Although one of every five Americans (20%) lives in a rural area, only 9% of physicians practice there. The scope of this problem is substantial, because more than 20 million of the 60 million people residing in rural areas live in federally designated Health Professional Shortage Areas (HSPAs).
This rural physician shortage has existed for more than 80 years, despite the fact that, in general, people living in rural areas have a greater need for medical care, being older, sicker, and poorer than their nonrural peers.
Of greater concern, the future rural physician workforce is likely to decline even further, with only 3% of recent medical students planning to practice in small towns and rural areas. Factors associated with this decline include the decreasing number of physicians entering family medicine and primary care, the increasing number of women in medicine, the changing lifestyle preferences of younger physicians, and the increasing level of medical student debt.

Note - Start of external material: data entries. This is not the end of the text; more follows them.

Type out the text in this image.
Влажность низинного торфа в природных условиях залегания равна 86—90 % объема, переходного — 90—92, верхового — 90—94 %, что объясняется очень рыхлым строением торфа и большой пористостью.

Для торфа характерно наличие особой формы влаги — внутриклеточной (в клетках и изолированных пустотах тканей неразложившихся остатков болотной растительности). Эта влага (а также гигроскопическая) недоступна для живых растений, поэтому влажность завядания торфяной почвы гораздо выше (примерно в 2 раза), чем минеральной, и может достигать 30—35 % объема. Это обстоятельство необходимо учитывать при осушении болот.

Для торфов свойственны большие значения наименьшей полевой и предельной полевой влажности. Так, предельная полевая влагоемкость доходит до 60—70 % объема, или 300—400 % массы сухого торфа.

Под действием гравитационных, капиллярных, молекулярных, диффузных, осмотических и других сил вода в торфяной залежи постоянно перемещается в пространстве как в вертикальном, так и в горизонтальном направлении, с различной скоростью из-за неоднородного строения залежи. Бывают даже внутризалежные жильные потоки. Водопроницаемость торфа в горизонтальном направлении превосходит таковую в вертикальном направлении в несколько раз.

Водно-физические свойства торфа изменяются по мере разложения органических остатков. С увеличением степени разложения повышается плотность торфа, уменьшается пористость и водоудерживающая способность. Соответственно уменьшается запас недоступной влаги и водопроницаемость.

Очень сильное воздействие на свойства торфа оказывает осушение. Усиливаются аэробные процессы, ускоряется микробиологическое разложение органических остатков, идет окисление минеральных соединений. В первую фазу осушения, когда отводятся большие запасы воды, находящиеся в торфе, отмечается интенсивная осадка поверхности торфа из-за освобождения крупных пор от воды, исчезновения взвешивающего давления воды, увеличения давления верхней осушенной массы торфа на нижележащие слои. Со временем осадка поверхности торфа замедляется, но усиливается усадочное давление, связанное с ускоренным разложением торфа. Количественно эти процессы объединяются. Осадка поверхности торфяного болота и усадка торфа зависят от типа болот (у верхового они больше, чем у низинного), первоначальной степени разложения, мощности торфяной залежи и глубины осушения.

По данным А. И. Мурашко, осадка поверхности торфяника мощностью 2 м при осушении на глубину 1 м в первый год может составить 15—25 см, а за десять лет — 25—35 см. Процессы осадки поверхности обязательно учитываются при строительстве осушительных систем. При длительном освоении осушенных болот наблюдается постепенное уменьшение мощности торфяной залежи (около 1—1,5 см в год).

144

The study found that the six medical school programs, for a variety of reasons, are extremely successful in channeling more doctors into rural areas. The authors then developed a projection:
Initiating new programs in every medical school would be expected to result in 1,139 rural physicians yearly, more than twice the number produced if there were no such programs (513). During the next decade, this is projected to result in 6,260 additional rural physicians. Considering the multiplicative effect of increased long-term retention of these graduates, the impact of these programs would likely be even greater.
The geographic imbalance described here is just one supply-and-demand issue involving doctors. Another was highlighted in a recent article in The New York Times, which described how medical school graduates have to compete fiercely to obtain residencies in dermatology or plastic surgery while relatively few graduates are entering fields like family medicine.
The result is too many doctors in some specialties, and not enough in others.
This has a lot to do with the fact that some specialties lead to better compensation and a better lifestyle than others.
There is also an interesting commentary in the Boston Globe by Dr. Joseph Martin, professor of neurobiology and former dean of Harvard Medical School, and chairman of the New England Healthcare Institute. Its title is “Where have all the doctors gone?”
Medical schools are not manufacturers, and doctors are not products, but people who can choose what they want to do.
Adjusting market forces to provide incentives that will help address these imbalances of supply and demand won’t be easy. But a dose of lean thinking, focusing on the customer (patient), might help.
1 comment:
As you mentioned, one of the key problems with rural physicians is compensation, not just the difference between urban and rural, but the declining Medicare and Medicaid reimbursement. Many physicians are not accepting new Medicare patients since they are barely covering their expenses. A wholesale change in reimbursement methods is necessary to start to reverse this trend.